Sugli interventi innanzi indicati va detto che sul piano territoriale/aziendale il confronto, allo stato, ha avuto alterne vicende, e va sottolineato come in alcun caso rispetto al principale dei temi affidati, ossia quello dell’abbattimento delle liste di attesa, si siano individuati progetti specifici o addirittura sia stato seppure “timidamente” trattato l’argomento. Solo in qualche ASL il confronto tenuto si è dimostrato coerente con lo spirito dell’Accordo aprendo una interlocuzione positiva;una buona prassi  che deve però ancora dimostrare tutta la sua pratica attuazione  .

 

Da qui la necessità di monitorare le risultanze ai cui è giunto l’audit di livello territoriale/aziendale, in una apposita sessione d’incontro, con la partecipazione dei Direttori Generali delle ASL, in sede regionale, rimando fermi i tavoli d’incontro territorialmente previsti,   anche allo scopo, in particolare, di affrontare la succitata questione dell’abbattimento delle liste di attesa.

 

Un  fenomeno quello delle Liste di attesa che è in aumento come dimostrano le tante segnalazioni che giungono da parte di tanti cittadini che trovano sempre più spesso difficoltà ad accedere alle prestazioni (dato questo confermato anche da altre Associazioni quali il Tribunale per i diritti del malato). Per alcune prestazioni si registrano tempi di attesa record. Le attese più lunghe si registrano per la mammografia, per la colonscopia; per la visita oculistica e cardiologiche. Per quanto riguarda i tempi di attesa per le prestazioni diagnostiche e specialistiche  in caso di sospetto diagnostico,  i dati del Monitoraggio delle strutture oncologiche di Cittadinanza attiva mostrano che mentre al Nord l’80% delle persone in condizione di urgenza accede entro le 72 ore stabilite, da noi in Puglia si registrano percentuali peggiori. Analogo ragionamento per la tempestività con la quale si accede all’intervento chirurgico a seguito di diagnosi oncologica.  Appare indispensabile la realizzazione di un CUP sovra aziendale che metta in rete tutti gli erogatori(compresi gli accreditati) per garantire ai cittadini un’offerta piu’ ampia

 

Si ritiene che prioritariamente vada affrontata, nel confronto richiesto con il Presidente ed il Direttore del Dipartimento, la più volte sollecitata “verifica delle risultanze dell’attività che sperimentalmente è stata svolta nelle ASL nel periodo 01.01.2014-31.05.2014”. Gli Accordi sottoscritti con le OO.SS. di categoria, recepiti con Deliberazione di G.R. del 3 dicembre 2013, n. 2336, prevedevano, appunto che, terminata la fase sperimentale (31.05.2014) si sarebbero valutati i risultati (tempi e numero delle prestazioni  effettuate, raggiungimento  dell’obiettivo  programmato di abbattimento delle liste d’attesa) e solo in conseguenza la Regione avrebbe considerato la possibilità di autorizzare o meno le Aziende ed Enti del SSR ad un prosieguo delle attività.

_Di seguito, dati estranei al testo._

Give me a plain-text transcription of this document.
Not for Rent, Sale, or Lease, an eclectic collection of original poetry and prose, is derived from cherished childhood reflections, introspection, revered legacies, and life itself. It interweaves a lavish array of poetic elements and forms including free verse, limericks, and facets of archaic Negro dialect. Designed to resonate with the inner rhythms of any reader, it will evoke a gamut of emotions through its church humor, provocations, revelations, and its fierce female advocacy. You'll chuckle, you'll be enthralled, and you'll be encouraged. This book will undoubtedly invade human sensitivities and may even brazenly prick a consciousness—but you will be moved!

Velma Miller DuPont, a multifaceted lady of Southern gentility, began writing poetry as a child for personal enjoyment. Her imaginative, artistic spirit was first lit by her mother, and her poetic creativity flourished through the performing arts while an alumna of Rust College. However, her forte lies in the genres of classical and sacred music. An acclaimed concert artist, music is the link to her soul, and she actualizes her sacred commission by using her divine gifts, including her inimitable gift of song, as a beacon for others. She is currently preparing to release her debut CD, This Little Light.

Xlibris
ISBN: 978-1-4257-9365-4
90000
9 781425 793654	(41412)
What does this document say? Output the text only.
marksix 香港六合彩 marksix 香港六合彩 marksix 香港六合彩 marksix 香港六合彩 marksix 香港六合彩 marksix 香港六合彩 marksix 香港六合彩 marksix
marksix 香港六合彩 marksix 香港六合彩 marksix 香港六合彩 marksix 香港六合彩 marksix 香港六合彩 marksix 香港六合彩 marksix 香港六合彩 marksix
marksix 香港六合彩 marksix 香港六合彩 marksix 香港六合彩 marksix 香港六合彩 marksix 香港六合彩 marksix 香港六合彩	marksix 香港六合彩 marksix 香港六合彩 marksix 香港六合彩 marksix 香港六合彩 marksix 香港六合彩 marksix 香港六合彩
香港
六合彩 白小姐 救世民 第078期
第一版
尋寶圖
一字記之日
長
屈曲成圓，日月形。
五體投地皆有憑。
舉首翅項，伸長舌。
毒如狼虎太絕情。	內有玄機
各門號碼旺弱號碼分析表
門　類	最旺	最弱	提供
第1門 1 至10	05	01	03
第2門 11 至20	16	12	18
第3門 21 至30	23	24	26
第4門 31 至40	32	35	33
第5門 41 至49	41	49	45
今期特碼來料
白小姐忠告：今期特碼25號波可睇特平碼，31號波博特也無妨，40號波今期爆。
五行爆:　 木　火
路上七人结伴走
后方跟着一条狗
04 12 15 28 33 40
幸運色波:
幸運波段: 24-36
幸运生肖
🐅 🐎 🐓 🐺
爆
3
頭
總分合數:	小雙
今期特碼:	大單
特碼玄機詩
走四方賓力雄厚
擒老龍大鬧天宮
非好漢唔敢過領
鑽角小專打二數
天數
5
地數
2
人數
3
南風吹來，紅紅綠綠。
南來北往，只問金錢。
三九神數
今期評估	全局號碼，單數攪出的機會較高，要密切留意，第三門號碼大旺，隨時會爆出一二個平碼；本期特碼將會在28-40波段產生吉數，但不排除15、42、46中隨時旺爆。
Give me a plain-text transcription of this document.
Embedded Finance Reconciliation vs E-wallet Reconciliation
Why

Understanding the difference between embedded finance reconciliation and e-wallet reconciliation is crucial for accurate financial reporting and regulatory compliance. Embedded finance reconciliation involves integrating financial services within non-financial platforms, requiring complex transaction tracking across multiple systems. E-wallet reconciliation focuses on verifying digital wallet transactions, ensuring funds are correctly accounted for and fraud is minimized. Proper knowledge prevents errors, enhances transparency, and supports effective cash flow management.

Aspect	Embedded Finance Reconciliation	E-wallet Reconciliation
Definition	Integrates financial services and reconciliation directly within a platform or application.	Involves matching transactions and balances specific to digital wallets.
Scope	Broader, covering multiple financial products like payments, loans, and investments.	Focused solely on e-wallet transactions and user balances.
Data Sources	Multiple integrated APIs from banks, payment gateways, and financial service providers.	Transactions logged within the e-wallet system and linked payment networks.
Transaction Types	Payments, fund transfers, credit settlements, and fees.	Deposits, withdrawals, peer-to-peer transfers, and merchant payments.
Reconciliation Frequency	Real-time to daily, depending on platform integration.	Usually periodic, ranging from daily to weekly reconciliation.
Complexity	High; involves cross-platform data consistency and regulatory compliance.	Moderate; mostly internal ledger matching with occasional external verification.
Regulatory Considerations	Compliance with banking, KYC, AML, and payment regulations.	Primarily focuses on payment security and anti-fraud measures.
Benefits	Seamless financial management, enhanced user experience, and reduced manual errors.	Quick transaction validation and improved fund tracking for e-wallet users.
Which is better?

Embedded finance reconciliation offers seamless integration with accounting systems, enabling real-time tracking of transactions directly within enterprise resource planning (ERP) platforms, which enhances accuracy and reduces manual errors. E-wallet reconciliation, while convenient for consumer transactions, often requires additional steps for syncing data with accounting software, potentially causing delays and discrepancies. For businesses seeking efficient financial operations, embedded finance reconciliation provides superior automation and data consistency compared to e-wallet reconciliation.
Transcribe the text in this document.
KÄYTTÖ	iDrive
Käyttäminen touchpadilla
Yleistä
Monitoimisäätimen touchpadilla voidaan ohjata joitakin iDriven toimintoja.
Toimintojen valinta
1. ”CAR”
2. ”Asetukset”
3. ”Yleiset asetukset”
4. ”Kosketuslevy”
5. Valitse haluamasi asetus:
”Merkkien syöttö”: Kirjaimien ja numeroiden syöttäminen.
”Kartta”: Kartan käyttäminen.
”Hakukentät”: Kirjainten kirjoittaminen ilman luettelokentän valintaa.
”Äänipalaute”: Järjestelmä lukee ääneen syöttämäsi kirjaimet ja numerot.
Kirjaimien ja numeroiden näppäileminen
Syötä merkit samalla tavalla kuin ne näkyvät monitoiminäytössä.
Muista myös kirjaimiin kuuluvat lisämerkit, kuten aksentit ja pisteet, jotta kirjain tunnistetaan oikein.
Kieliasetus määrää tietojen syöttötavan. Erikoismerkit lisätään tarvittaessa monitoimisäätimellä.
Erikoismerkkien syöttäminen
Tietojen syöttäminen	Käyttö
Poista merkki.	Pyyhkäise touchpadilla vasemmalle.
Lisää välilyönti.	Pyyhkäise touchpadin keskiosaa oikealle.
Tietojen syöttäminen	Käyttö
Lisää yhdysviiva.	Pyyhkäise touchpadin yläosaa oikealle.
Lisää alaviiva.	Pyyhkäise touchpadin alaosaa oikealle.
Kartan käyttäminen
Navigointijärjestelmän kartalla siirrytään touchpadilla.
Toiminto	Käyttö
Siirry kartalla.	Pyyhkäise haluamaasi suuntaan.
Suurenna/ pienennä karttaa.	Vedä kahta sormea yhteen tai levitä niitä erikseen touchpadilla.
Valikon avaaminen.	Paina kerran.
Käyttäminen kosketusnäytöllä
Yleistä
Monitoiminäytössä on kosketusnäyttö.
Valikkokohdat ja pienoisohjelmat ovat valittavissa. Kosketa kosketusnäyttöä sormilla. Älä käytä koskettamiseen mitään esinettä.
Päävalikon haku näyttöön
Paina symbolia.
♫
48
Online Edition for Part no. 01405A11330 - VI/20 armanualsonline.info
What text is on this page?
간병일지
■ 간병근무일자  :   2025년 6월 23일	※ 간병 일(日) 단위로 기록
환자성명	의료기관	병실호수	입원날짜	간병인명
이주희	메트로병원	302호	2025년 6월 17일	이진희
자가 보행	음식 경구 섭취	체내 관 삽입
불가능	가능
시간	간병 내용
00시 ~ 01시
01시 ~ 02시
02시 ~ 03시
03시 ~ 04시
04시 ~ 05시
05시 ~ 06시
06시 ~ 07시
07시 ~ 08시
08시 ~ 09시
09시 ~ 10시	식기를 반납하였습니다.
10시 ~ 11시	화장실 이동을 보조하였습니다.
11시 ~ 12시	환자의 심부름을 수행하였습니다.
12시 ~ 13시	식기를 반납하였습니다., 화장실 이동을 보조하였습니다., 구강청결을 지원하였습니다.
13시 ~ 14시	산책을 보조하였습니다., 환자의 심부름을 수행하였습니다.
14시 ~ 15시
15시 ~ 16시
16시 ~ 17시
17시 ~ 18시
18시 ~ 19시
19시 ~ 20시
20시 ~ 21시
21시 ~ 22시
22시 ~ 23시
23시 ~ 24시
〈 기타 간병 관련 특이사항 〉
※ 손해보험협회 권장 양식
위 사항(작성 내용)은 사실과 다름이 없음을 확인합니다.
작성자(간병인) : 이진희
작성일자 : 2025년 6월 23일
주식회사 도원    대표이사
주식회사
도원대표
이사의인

Una verifica quella espressamente prevista dalla succitata deliberazione mai effettuata, o quanto meno mai resa nota nei suoi esiti, nel rapporto costi benefici, tenuto conto che l’impegno finanziario quantificato per sostenere le attività finalizzate alla riduzione dei tempi d’attesa e gli adempimenti allo  stesso  correlati,  così  come  regolati con la Deliberazione n.2336/2013, ammontava a €.11.700.000.

 

Infine, resta tra le questioni che si vogliono porre nell’agenda del confronto quelle relative alla possibilità di meglio riorganizzare e semplificare la rete ospedaliera secondo un principio di copertura territoriale e se vogliamo sovra territoriale (oltre i confini delle attuali province), basato sulla proporzione inversa tra numero di strutture e relativa complessità assistenziale, proprio ai sensi del D.M. 70/2015. Ovvero sarebbe ammissibile pensare ad una allocazione concentrica intorno agli Ospedali di II Livello, degli Ospedali di I livello e degli Ospedali di base, in numero adeguato, in modo da assicurare una copertura omogenea dei LEA sull’intero territorio regionale, evitando, come sta purtroppo avvenendo, di congestionare l’offerta sanitaria negli HUB di II livello, regolandola in relazione alla complessità assistenziale dei bisogni di cura espressi dai cittadini? Sullo specifico argomento sono di questi giorni le notizie negative relative al monitoraggio da parte del Ministero della salute dei LEA relativi all’anno 2015, che pongono la nostra Regione, con punteggio di 155 – 11 punti in meno rispetto al 2014 – nella categoria cosiddetta “inadempiente”, insieme a Campania, Calabria, Molise e Sicilia ( Il punteggio finale, come è noto, viene calcolato sulla base di 35 indicatori: viene analizzata, ad esempio, la qualità dell’assistenza agli anziani e disabili, la copertura vaccinale, screening e prevenzione, appropriatezza nell’assistenza ospedaliera. La Puglia è stata considerata sotto la soglia minima; i funzionari ministeriali hanno individuato criticità maggiori per quanto riguarda le vaccinazioni, screening, prevenzione veterinaria e assistenza ospedaliera).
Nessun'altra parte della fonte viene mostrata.